New Delhi, Jun 26 (UNI)In a major support to the beleaguered industry, the Cabinet Committee on Economic Affairs (CCEA) today approved new Concession Scheme for phosphorous and Potash (P&K) fertilizers. This move has brought the quantum of concessions for indigenous DAP at par with the imported DAP and acceding the manufacturers demand for pricing the potash at normative rate, basing on the cost of imported stock.
Briefing mediapersons, Minister of State in PMO Prithviraj Chavan said the new Concession Scheme, a revised framework, applicable to DAP, MOP, MAP and 11 grades of complex fertilizers from April first this year, is based on a fresh cost price study conducted by Tariff Commission and long-term approach as suggested by the Expert Group, headed by Prof Abhijit Sen.
The Concession Scheme is substantially based on the recommendations of the Tariff Commission for computing input cost, conversion and handling charges.
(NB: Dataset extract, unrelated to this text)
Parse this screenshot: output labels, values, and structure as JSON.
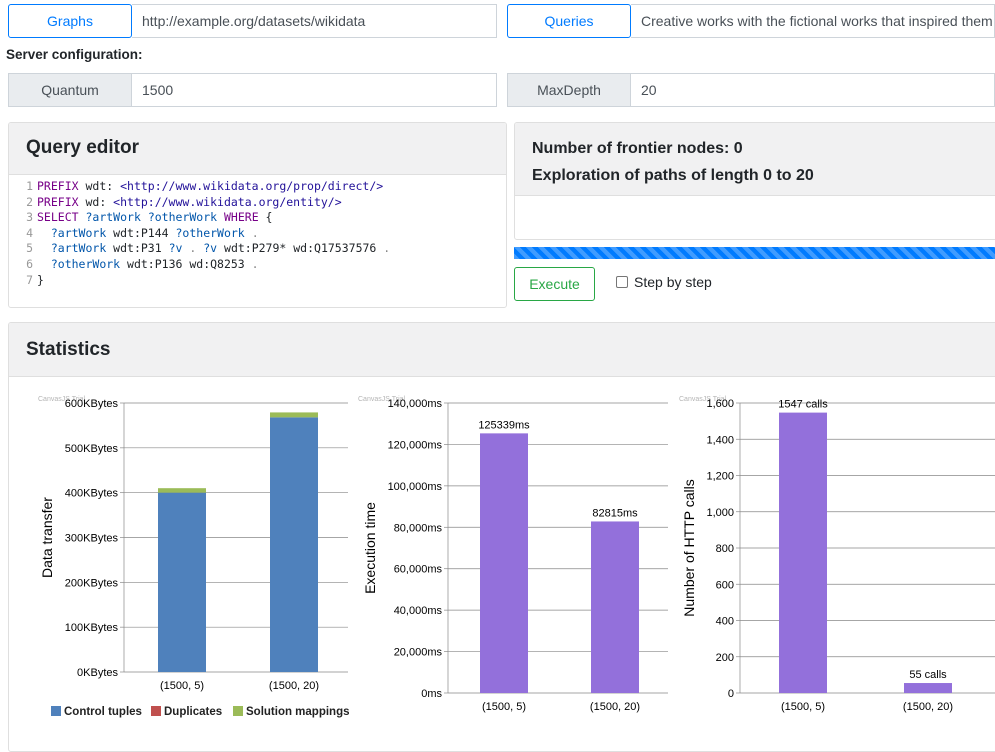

The new features of the Concession Scheme are: -- Indigenous DAP is brought at par with imported DAP for purposes of calculation of concession. Providing concession to indigenous DAP on the basis of Import Parity Price (IPP) will ensure competitiveness and provide a rational basis for payment of concession.
-- The pricing of 'P' which was hitherto determined on the basis of negotiated price of phosphoric acid by the industry will now be arrived at through a normated price on the basis of Expert Group formula for determining 'P' based on the delivered cost of imported/indigenous DAP.
-- The pricing of 'N' nutrient which has been identified by the Tariff Commission as the major determinant in different costing of complex fertilizer, will henceforth b adopted and unit wise 'N' will be recognised as estimated by the Tariff Commission for two years (effective from April 1, 2008 to March 31, 2010) and thereafter unit wise or group wise price of 'N', whichever is lower, will be adopted resulting in saving to subsidy.
--The recommendations of the Tariff Commission to provide concession/subsidy on sulphur nutrient, has also been approved with a view to cushion the farmers from the impact of steep increase in international price of sulphur.
--With a view to encouraging fertilizer industry to seek out long term supply arrangement for fertilizer raw materials, intermediates and finished fertiliser products, it has been decided to introduce an 'Outlier' concept for computation of final rates by excluding such 'Outlier' where the price is lower by 5 per cent or 30 US dollar vis-a-vis the industry average. The difference between the industry average and 'Outlier' will be shared between the 'Outlier' and the government on 65:35 basis. While this will encoruage industry to seek long term suplies at lowr prices, the benefits of such lower cost inputs will also be shared between the importer and the government.
-- In order to ensure availability of de-controlled fertilizer like DAP and MOP, the DOF will maintain a buffer stock of 3.5 LMT of DAP and 1 LMT of MOP to meet any exigent requirement.
-- With a view to expanding the basket of phosphatic fertilizer, it has been decided to include Triple Super Phosphate (TSP), which is a cheaper substitute for DAP in the Concession Scheme. This will not only provide access to alternative supply of phosphatic fertilizer but will also lead to savings in subsidy.
-- Similarly, with a view to encourage balanced fertilization, it has also been decided to include Ammonium Sulphate (AS) under the Concession Scheme by providing 25 per cent subsidy on 'delivered cost'.
The new Concession Scheme, however, envisages reduction in subsidy outgo to the extent of Rs 1163.79 crore based on the rationalization of methodology and costing as estimated by the Tariff Commission. This Scheme will provide a long term perspective to the fertilizer industry to seek out new and cheaper source of phosphatic and potassic raw material, intermediates and finished fertilizers and will thereby help the Indian farmers meet their nutrient requirements, Mr Chauhan said.